The Christ Church Baroque Bach Festival, at Christ Church Cathedral last week, was among the most important of several such commemorations in Ireland this year. Over eight days, five all-Bach concerts were given by various combinations of the cathedral choir, vocal and instrumental soloists and this country's only period-instrument orchestra, Christ Church Baroque. As a means of marking the 250th anniversary of the death of J.S. Bach, it was often effective and rewarding. As an extended exposure of Christ Church Baroque, it was significant and thought-provoking.
The five concerts varied in standard. The most effective performances - those which did justice to some of the pinnacles of European music - included some in the Abendmusik programmes which opened and closed the festival on successive Sunday evenings.
In the first, Mark Duley conducted the cathedral choir and an accomplished continuo group in three motets, while Malcolm Proud was in strong form with several organ works.

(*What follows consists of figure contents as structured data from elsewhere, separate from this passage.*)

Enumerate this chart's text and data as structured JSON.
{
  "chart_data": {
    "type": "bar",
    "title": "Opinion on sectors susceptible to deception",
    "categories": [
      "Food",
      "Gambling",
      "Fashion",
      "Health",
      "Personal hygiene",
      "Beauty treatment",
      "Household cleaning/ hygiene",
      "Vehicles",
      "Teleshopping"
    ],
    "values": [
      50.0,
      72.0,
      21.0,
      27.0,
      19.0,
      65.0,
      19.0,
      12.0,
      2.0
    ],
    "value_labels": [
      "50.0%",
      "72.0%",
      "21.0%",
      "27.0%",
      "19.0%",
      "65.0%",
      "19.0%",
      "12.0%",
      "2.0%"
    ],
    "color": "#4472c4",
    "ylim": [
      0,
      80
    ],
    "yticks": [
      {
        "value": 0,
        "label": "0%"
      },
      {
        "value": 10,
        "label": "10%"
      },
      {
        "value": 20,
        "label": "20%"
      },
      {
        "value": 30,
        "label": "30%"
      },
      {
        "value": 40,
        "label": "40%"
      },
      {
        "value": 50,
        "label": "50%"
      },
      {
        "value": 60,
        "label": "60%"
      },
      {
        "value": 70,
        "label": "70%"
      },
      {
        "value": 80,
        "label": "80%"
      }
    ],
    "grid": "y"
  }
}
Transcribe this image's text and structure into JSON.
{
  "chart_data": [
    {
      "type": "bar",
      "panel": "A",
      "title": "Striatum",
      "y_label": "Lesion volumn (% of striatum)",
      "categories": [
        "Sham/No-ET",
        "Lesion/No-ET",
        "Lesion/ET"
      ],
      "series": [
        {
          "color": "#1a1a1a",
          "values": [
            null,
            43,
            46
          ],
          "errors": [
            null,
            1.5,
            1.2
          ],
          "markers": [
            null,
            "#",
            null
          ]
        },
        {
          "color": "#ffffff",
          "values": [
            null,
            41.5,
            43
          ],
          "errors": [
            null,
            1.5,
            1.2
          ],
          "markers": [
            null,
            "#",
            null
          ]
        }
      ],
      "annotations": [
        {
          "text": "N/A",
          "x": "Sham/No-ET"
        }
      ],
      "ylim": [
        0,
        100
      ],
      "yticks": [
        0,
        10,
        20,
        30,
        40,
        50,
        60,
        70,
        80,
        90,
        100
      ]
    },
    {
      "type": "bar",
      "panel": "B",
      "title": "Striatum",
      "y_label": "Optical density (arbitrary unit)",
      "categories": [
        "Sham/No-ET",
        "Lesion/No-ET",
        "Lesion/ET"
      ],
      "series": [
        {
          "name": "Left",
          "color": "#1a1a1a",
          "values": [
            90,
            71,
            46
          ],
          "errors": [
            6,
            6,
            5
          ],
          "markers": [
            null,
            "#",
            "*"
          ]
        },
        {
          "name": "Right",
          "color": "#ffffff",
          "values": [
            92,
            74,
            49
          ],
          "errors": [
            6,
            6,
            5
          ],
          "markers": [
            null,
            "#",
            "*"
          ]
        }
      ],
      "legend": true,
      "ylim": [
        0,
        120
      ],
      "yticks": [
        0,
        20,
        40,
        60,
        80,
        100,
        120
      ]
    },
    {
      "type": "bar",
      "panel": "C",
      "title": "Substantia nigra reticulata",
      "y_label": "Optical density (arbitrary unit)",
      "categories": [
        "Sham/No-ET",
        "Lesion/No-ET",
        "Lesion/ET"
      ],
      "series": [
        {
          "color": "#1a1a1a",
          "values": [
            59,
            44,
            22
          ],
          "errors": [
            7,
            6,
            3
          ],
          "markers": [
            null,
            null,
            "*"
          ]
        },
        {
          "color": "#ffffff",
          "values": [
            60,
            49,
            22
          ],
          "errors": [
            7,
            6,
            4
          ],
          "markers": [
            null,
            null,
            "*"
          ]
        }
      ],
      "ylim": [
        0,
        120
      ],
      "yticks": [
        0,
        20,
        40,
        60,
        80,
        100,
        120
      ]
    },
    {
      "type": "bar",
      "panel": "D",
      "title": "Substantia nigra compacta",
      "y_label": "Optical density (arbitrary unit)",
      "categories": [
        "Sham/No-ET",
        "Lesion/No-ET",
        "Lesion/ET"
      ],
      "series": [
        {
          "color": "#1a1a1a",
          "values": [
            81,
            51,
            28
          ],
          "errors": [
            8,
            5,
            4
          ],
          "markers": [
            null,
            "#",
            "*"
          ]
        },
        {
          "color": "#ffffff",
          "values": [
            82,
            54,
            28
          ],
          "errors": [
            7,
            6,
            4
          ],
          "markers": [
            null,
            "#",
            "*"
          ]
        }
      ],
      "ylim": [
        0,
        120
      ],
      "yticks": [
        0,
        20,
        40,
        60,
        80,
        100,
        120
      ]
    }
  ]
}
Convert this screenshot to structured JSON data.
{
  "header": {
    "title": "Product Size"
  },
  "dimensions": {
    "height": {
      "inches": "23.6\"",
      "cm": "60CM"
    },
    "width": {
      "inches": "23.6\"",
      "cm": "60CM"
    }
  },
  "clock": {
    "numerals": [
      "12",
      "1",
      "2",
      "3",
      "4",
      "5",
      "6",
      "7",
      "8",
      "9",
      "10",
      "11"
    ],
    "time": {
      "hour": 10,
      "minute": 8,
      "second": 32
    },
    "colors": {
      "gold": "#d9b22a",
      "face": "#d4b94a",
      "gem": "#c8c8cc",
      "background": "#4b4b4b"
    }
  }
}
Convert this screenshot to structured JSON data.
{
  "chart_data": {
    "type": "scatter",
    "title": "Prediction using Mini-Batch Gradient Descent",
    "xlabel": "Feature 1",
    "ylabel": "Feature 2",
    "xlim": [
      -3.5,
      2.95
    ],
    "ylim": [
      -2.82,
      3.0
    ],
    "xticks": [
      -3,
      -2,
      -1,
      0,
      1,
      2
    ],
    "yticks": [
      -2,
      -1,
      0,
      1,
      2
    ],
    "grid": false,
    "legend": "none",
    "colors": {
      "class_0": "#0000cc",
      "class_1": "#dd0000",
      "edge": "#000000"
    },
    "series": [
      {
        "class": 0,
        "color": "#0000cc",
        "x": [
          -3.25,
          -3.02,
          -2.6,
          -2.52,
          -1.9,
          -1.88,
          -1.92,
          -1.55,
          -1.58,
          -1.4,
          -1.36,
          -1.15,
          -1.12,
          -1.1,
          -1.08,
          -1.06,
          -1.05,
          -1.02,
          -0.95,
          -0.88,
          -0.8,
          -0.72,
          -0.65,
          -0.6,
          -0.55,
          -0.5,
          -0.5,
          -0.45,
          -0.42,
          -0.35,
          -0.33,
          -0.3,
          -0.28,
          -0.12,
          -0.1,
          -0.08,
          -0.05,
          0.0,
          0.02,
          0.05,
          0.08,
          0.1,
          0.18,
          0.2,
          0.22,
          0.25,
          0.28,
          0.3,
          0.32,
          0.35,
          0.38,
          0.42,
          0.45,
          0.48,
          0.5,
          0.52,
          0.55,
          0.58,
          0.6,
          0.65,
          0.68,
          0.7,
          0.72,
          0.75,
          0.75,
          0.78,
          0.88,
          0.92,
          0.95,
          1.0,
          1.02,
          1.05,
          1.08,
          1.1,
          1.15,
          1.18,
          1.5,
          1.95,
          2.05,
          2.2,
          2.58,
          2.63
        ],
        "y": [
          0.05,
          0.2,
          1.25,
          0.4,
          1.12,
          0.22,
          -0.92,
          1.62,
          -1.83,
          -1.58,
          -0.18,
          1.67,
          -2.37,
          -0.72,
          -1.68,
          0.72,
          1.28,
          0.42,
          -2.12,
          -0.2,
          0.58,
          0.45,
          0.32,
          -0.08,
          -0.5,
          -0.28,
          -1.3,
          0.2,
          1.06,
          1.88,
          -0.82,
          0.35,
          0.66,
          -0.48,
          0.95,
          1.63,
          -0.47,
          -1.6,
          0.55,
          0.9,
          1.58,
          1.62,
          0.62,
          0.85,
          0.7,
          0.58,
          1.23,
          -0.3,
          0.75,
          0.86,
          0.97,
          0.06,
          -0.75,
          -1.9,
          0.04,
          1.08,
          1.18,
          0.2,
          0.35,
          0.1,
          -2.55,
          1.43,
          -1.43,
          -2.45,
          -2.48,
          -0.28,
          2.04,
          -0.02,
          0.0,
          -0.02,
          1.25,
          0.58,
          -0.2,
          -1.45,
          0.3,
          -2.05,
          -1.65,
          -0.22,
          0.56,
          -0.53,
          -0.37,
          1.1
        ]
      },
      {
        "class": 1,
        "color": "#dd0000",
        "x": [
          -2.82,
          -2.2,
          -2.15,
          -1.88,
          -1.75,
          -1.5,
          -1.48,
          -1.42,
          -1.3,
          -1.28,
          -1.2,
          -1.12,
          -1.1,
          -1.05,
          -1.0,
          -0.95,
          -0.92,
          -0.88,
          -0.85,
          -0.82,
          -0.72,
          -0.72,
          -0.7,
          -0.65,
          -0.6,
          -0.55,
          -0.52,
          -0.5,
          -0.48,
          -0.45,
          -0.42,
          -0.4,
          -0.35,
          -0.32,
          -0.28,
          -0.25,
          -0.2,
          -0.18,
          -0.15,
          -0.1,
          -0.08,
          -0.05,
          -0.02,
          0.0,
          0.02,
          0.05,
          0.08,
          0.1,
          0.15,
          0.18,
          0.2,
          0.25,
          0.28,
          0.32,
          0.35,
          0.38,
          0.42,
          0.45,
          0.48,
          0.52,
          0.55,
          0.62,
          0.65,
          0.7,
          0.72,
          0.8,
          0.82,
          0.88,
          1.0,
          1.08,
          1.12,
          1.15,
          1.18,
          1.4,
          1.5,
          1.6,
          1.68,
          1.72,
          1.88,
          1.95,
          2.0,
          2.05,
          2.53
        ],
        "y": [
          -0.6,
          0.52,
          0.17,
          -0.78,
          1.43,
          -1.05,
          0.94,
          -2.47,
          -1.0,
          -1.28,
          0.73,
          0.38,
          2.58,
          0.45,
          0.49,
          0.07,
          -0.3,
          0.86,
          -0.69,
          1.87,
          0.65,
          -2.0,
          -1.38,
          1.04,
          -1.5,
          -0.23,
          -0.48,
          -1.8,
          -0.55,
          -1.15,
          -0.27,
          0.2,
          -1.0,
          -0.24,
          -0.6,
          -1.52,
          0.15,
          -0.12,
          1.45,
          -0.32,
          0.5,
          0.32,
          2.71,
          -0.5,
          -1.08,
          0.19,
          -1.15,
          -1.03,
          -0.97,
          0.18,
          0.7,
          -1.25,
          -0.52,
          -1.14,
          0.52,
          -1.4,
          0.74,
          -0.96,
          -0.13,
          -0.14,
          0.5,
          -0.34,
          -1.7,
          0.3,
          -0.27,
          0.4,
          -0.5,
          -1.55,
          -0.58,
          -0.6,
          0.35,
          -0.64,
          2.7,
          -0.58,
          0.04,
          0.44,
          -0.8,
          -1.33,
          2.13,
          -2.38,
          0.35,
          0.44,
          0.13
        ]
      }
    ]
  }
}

The next concert in the festival was one to remember. On Tuesday night, Colm Carey played those Contrapunctus movements of Die Kunst der Fuge which are based on the main subject. With little use of the cathedral organ's pedals, and a Glenn Gould-like ability to make individual lines speak, this was a model of technical command, stylistic awareness and musical insight.
The concerts on Thursday and Saturday nights were given by Christ Church Baroque, plus instrumental and vocal soloists. They evoked a mixture of admiration for individual players - members of the orchestra as well as soloists - and frustration. Perhaps the best performance was of Cantata 170, Vergnugte Ruh, beliebte Seelenlust, in which the sensitive singing of the mezzo soprano, Alison Browner, inspired a unanimity which was wanting elsewhere.
The performances of the Brandenburg Concertos Nos 3, 4 and 6 tended to substitute combative discourse and hard rhythmic drive for more subtle types of energy. In the concertos for two and three harpsichords, BWV1061 and 1063, the orchestra was poorly co-ordinated with the accomplished and focused playing of the soloists, Malcolm Proud, Gillian Smith and David Adams.
These concerts epitomised the historical performance movement's enduring tension between doctrine and instinct. No amount of knowledge about the hardware of historical performance practice can be a substitute for informed instinct. The common practice of the past is unrecoverable, but workable present-day equivalents can be developed.
For Christ Church Baroque, that will happen only if a core of musicians plays together more regularly, and if they abandon some shibboleths of historical performance. These include the beliefs that giving historical instruments to experienced musicians and directing from the front desk will perforce produce historical results.
As someone who wishes passionately for the success of this important venture, I know this can be done. There are implications for finance, as well as for thought and policy. But these nettles must be grasped if Christ Church Baroque is to take the place it deserves.
All these points were reinforced by the festival's last concert, when choir, orchestra and soloists combined to present Cantatas 106 and 139 plus the sublime motet, O Jesu Christ meins Lebens Licht. Problems included vagrant tuning and speeds which were too fast to let the music breathe. Nevertheless, the focus produced by Mark Duley's conducting, added to the choir's comparative security, offered glimpses of Christ Church Baroque's potential.